Carlson and Catania helped Mary One-eye along until even the sounds of the looms, even the growl of the mill were gone, swallowed by the forest. They helped her over evergreen scrub and shallow snow, and got no thanks for it, only muttering and bad looks.
The ridge broke into wooded slopes and deep valleys. It was the highest ground Catania had seen in the forest, and they walked a long way through it. Mary needed support along these steep ways; Catania heard her panting like a puppy.
At a wall of cracked gray stone flaking away under ivy, Mary said, "You stay here." Carlson Gold-bracelets folded his arms and leaned against the rock's snow-powdered ivy-leaves to wait.
Mary One-eye led Catania along the wall for a little way, then down great shattered slabs of the wall, fallen, so they climbed deeper into a valley so narrow the sky was only a strip of blue above them.

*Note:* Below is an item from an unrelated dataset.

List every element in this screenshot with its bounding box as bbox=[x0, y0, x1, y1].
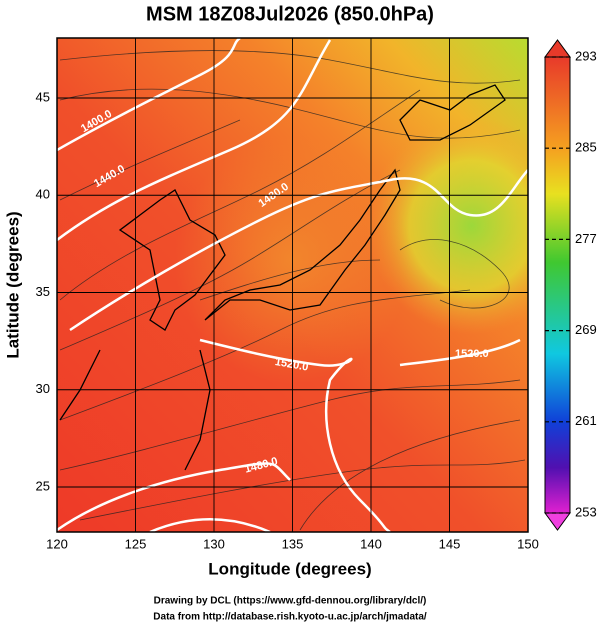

Cold air had settled into this place like a slow river. It swirled around them as they traveled, Catania helping Mary over rotting logs and fallen stone.
"Here," Mary said.
The rock to their left had become a long shelf, with a great hollow beneath it that went back into darkness. Mary ducked into that as the
Garden people ducked into their tree-root houses. When Catania went after her, Mary took her arm and held her still.
"Listen to me," she said. "Where we were walking was a Warm-time road. If you dig down, you find broken black pieces. No one—no one—has ever come here but Ladies who've given an eye. I make an exception for you, Catania."
"Thank you," Catania said.
"Don't thank me. It is not an honor. It's something else: it's a wisdom maker." She kept her grip on Catania's arm, pulling her deeper into the dark.
Catania thought she saw light far ahead. "What is that?"
"Take off your boots," Mary said, "—and shut your mouth. This is a quiet place."
Catania bent and took off her moccasin-boots and foot wraps. When she stood barefoot on icy uneven stone, she saw a distant shaft of light coming down through the rock's high ceiling ahead of them.
Mary walked on, and Catania followed. The stone ceiling had split along a narrow crack. Icicles hung in sheets along it, and these shone in soft uncertain sunlight filtering down.
To the left was a low wall, smooth, and mottled gray, with big pieces of dark ice along its top edge. Catania saw something painted on it. She went closer. It was a starved blue-gray dog, running.
She touched the stone beside the running dog—and her fingertip slipped in grease, then stuck, frozen to the rock as if it was a knife's frigid steel she'd touched, on the Range. She tried to pull her hand away—but was caught there, had to stoop and breathe on the place to warm it before she could tug her finger free.
"This wall isn't stone!"
"No," Mary said. "It isn't stone, and isn't a wall, either." She took Catania's arm and led her past the running dog. There were two narrow steps there, up into darkness.
"Go in," Mary said. "And be the first to see them with both eyes."
"What is it?"
"Go in."
"What is it?"
"Go in, and learn."
Catania climbed the first step, then stopped.